Iron beaver, I cannot speak to your specific question without having been there when the potting was done. But I will address the issue of slip potting into bonsai soil.
First off, what I consider to be proper bonsai soil is a 100 percent inorganic mix of akadama, pumice, and lava. This is a very open mix. (Please, folks, let's not turn this thread into another soil debate. There are too many of those threads already).
Now, from what you described, your trees are probably in a nursery mix. Which has a lot of organic material in it. Probably makes a fairly dense root ball. Of soil. You may or may not have a lot of circling roots.
If you were to bury that into a pot of bonsai soil, without doing anything, you probably won't get any roots to grow into the bonsai mix. At least not very quickly. The two soil types are so radically different. The open bonsai soil is so open, the roots think they've hit air. And don't grow out into it. The water retention properties are radically different, too. Water passes straight thru the bonsai soil, and the nursery mix acts more like a sponge.
What will happen over time is you will water, and most of the water will pass through the bonsai soil so quickly that the old nursery soil doesn't get a chance to absorb much. Water seeks the path of least resistance as it goes to the bottom of the pot.
But most of the roots are in the nursery mix! Which will start to dry out from the inside out. So, what happens is your old roots get dehydrated, and new roots don't grow into the bonsai soil where the water is.
I suspect this happens to a lot of people. They get poor results, and blame the good bonsai soil. Erroneously.

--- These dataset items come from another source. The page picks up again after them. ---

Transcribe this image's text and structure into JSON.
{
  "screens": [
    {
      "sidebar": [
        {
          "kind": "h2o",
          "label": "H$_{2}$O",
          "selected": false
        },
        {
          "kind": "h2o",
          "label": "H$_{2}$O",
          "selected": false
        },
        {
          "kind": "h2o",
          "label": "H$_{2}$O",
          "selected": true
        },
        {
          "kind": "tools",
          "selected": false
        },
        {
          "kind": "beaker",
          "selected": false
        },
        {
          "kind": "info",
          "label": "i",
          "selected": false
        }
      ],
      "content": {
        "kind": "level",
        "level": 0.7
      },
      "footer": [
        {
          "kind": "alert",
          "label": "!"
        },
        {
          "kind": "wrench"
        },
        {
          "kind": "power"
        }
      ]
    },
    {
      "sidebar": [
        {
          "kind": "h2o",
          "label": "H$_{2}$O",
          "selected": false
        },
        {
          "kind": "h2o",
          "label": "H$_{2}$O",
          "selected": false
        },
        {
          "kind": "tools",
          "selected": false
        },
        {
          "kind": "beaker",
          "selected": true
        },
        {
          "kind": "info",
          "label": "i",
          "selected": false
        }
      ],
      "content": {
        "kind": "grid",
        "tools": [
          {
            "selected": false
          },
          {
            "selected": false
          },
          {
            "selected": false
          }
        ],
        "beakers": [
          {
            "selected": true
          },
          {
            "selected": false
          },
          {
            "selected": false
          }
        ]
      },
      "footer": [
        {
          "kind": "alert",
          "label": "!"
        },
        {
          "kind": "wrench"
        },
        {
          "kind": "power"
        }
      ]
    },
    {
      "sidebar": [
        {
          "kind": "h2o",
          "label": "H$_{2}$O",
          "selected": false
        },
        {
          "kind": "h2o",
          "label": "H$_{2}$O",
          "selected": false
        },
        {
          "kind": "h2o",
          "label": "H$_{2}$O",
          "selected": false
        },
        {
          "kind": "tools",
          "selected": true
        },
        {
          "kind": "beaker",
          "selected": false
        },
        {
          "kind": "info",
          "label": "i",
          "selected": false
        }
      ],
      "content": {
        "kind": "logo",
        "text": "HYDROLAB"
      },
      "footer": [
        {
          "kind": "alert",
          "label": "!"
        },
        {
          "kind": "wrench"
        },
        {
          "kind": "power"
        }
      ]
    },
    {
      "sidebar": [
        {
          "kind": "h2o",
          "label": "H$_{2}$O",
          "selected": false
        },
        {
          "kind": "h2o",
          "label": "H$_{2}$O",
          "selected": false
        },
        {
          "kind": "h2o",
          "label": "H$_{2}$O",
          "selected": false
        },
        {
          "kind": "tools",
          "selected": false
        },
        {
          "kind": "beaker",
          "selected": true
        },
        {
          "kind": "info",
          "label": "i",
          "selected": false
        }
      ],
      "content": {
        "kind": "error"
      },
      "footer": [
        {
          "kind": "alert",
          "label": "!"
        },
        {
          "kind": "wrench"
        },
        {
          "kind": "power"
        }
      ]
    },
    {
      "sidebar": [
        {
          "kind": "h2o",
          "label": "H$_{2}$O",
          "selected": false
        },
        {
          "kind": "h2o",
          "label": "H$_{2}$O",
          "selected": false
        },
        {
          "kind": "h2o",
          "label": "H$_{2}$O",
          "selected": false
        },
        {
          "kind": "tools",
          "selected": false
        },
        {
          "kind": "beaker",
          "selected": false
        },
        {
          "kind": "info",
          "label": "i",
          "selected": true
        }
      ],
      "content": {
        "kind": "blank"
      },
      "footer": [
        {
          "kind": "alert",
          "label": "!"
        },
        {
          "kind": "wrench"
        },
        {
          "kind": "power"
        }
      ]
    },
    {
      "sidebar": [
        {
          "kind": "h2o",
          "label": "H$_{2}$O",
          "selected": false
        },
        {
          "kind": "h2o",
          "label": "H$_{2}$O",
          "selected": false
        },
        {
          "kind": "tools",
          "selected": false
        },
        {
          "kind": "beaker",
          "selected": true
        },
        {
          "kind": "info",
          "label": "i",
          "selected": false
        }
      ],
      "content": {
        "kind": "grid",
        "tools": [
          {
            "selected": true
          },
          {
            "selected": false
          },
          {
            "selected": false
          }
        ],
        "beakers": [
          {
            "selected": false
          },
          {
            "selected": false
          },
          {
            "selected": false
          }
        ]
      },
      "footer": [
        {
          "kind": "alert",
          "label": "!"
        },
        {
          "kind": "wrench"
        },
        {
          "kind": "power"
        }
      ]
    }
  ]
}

Slip potting should only be a temporary "solution". If you MUST slip pot, use similiar soil to the original soil when you up pot.
The better solution is to REPLACE the old soil with new soil. You do this at the proper time to repot during the year. For deciduous trees, you can completely bare root them, wash away all the old soil and replace with good bonsai soil. For conifers, we cannot be as aggressive, so we use the "half bare root" technique. The following year, or maybe two, we do the other half. (I have described the half bare root technique in many other threads).
I hope this gives you some guideance.